Le secret tel qu'il a été transmis par la tradition gnostique repose sur l'aptitude d'un individu à passer de l'autre côté du miroir pour que celui qu'il voit en face puisse dire: Je reconnais cet être-là dans son essence et en tout ce qui l'a constitué en bien comme en mal car il n'existe qu'une seule dimension authentique au centre de nous-même, celle de notre soi, unique et indivisible créé dans l'unité d'un tout où chacun a sa place. Cette unité repose sur le simple principe que l'on ne sépare pas l'âme, le corps et l'esprit.
 
Je dois admettre que la psychanalyse, la psychiatrie et d'autres sciences humaines ne reconnaissent pas pleinement la dimension de l'âme, plaçant celle-ci dans une dimension mystique de l'être. Le concept de l'âme s'oppose à la rationalité de notre pensée actuelle qui s'attache plus à résoudre les tourments de l'esprit. J'admets qu'il peut y avoir des frontières dans les délires de l'esprit, que notre mental peut accommoder la réalité pour tisser des mythes qui le réconfortent. Nous savons que nous pouvons avoir une propension aux contes de fée, à nous raconter des histoires, à enjoliver l'état des choses. Mais il y a un fond commun de l'humanité qui s'unit depuis des siècles dans une sagesse et une connaissance universelle. Au-delà des âges, des cultures et des civilisations, des vérités communes existent parce qu'elles font écho dans le cœur des hommes, dans leur âme, dans leur essence.
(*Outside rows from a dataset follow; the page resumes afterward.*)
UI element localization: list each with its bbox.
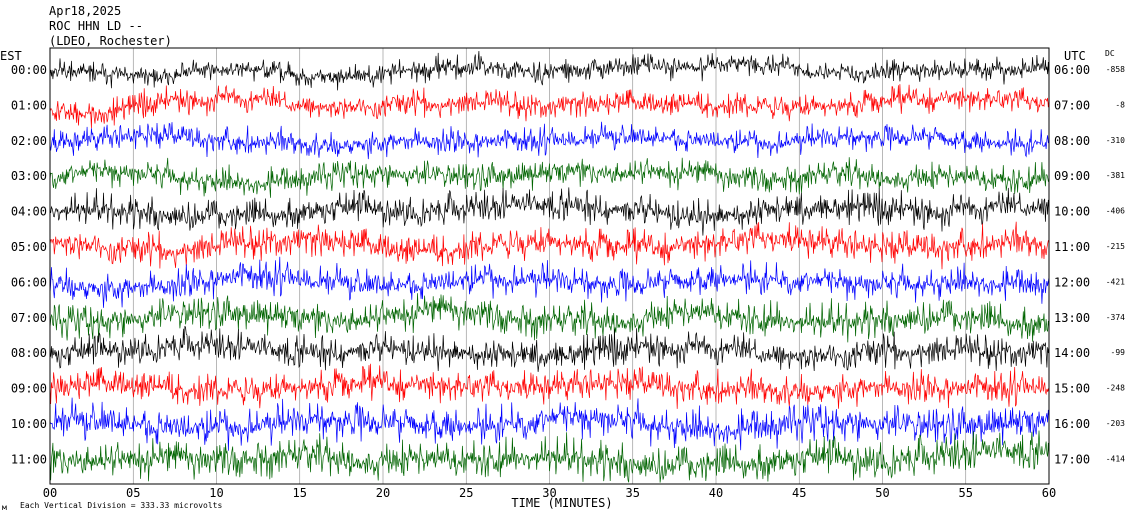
utc-hour-label: 16:00 [1054,417,1090,431]
utc-axis-label: UTC [1064,49,1086,63]
utc-hour-label: 12:00 [1054,275,1090,289]
utc-hour-label: 17:00 [1054,452,1090,466]
est-hour-label: 02:00 [11,134,47,148]
x-tick-label: 25 [459,486,473,500]
trace-line [49,187,1050,236]
est-hour-label: 00:00 [11,63,47,77]
x-tick-label: 60 [1042,486,1056,500]
dc-value-label: -406 [1106,207,1125,216]
dc-value-label: -374 [1106,313,1125,322]
trace-line [49,84,1050,129]
dc-value-label: -414 [1106,454,1125,463]
trace-line [49,121,1050,160]
utc-hour-label: 08:00 [1054,134,1090,148]
vertical-division-note: Each Vertical Division = 333.33 microvol… [20,501,222,510]
trace-line [49,50,1050,91]
dc-header-label: DC [1105,49,1115,58]
x-tick-label: 50 [875,486,889,500]
utc-hour-labels: 06:00 07:00 08:00 09:00 10:00 11:00 12:00 13:00… [1054,63,1090,466]
x-tick-label: 15 [293,486,307,500]
utc-hour-label: 14:00 [1054,346,1090,360]
est-axis-label: EST [0,49,22,63]
est-hour-label: 08:00 [11,346,47,360]
x-axis-title: TIME (MINUTES) [511,496,612,510]
est-hour-label: 10:00 [11,417,47,431]
trace-line [49,325,1050,372]
x-tick-label: 40 [709,486,723,500]
footer-mark: м [2,503,7,512]
x-tick-label: 35 [626,486,640,500]
x-tick-label: 45 [792,486,806,500]
trace-line [49,221,1050,270]
est-hour-label: 01:00 [11,98,47,112]
utc-hour-label: 11:00 [1054,240,1090,254]
seismic-traces [49,50,1050,483]
dc-value-label: -381 [1106,171,1125,180]
x-tick-label: 20 [376,486,390,500]
utc-hour-label: 06:00 [1054,63,1090,77]
grid-lines [49,48,1050,484]
plot-frame [49,47,1050,485]
utc-hour-label: 09:00 [1054,169,1090,183]
est-hour-label: 07:00 [11,311,47,325]
trace-line [49,363,1050,409]
est-hour-label: 11:00 [11,452,47,466]
dc-value-label: -203 [1106,419,1125,428]
x-tick-label: 05 [126,486,140,500]
est-hour-label: 03:00 [11,169,47,183]
header-network: (LDEO, Rochester) [49,34,172,48]
dc-value-label: -215 [1106,242,1125,251]
utc-hour-label: 10:00 [1054,205,1090,219]
x-tick-label: 10 [209,486,223,500]
utc-hour-label: 07:00 [1054,98,1090,112]
x-tick-label: 55 [959,486,973,500]
utc-hour-label: 13:00 [1054,311,1090,325]
header-date: Apr18,2025 [49,4,122,18]
dc-value-labels: -858 -8 -310 -381 -406 -215 -421 -374 -99 -248 -20… [1106,65,1125,463]
trace-line [49,397,1050,451]
dc-value-label: -421 [1106,277,1125,286]
utc-hour-label: 15:00 [1054,382,1090,396]
est-hour-label: 04:00 [11,205,47,219]
trace-line [49,430,1050,483]
trace-line [49,157,1050,198]
est-hour-labels: 00:00 01:00 02:00 03:00 04:00 05:00 06:00 07:00… [11,63,47,466]
est-hour-label: 06:00 [11,275,47,289]
x-tick-label: 30 [542,486,556,500]
trace-line [49,256,1050,308]
dc-value-label: -99 [1111,348,1126,357]
est-hour-label: 09:00 [11,382,47,396]
x-tick-label: 00 [43,486,57,500]
dc-value-label: -8 [1115,100,1125,109]
dc-value-label: -248 [1106,384,1125,393]
est-hour-label: 05:00 [11,240,47,254]
dc-value-label: -310 [1106,136,1125,145]
header-station: ROC HHN LD -- [49,19,143,33]
x-tick-labels: 00 05 10 15 20 25 30 35 40 45 50 55 60 [43,486,1056,500]
trace-line [49,293,1050,343]
dc-value-label: -858 [1106,65,1125,74]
Il y a une transmission ininterrompue parce qu'elle apporte la lumière de l'espérance que nous pouvons devenir autres que ce que la vie a voulu nous réserver. Nous avons ce formidable potentiel d'élever notre esprit au-dessus des tourments de la vie pour découvrir qu'il existe d'autres horizons à notre manière d'être.
 
Je veux bien affirmer que je suis un mystique en quête de sagesse. J'aime la sagesse en ce qu'elle peut apporter. La philosophie apporte une distance qui nourrit nos réflexions sur nous-mêmes, sur nos actes, sur notre conduite, sur ce qui nous entoure. Elle participe à cette conversion du regard sur le monde parce qu'elle se nourrit d'un héritage puissant dans sa richesse et sa diversité.
En usant de l'œil au travers du prisme de la photographie, je veux joindre la pensée au regard pour ouvrir une fenêtre sur notre dimension intérieure. C'est toute la dimension que je souhaite donner à la photosophie.
 
Après le libre-arbitre et la destinée, je désire éveiller notre préhension du monde par d'autres sujets comme le temps et l'espace, l'ombre et la lumière, la beauté et l'esthétisme pour poursuivre ainsi ma quête en témoignant, en m'exposant et en m'enrichissant du regard de l'autre, des autres. Je souhaite partager cette vision de la vie où nous sommes l'un et le tout en utilisant la créativité comme une récréation.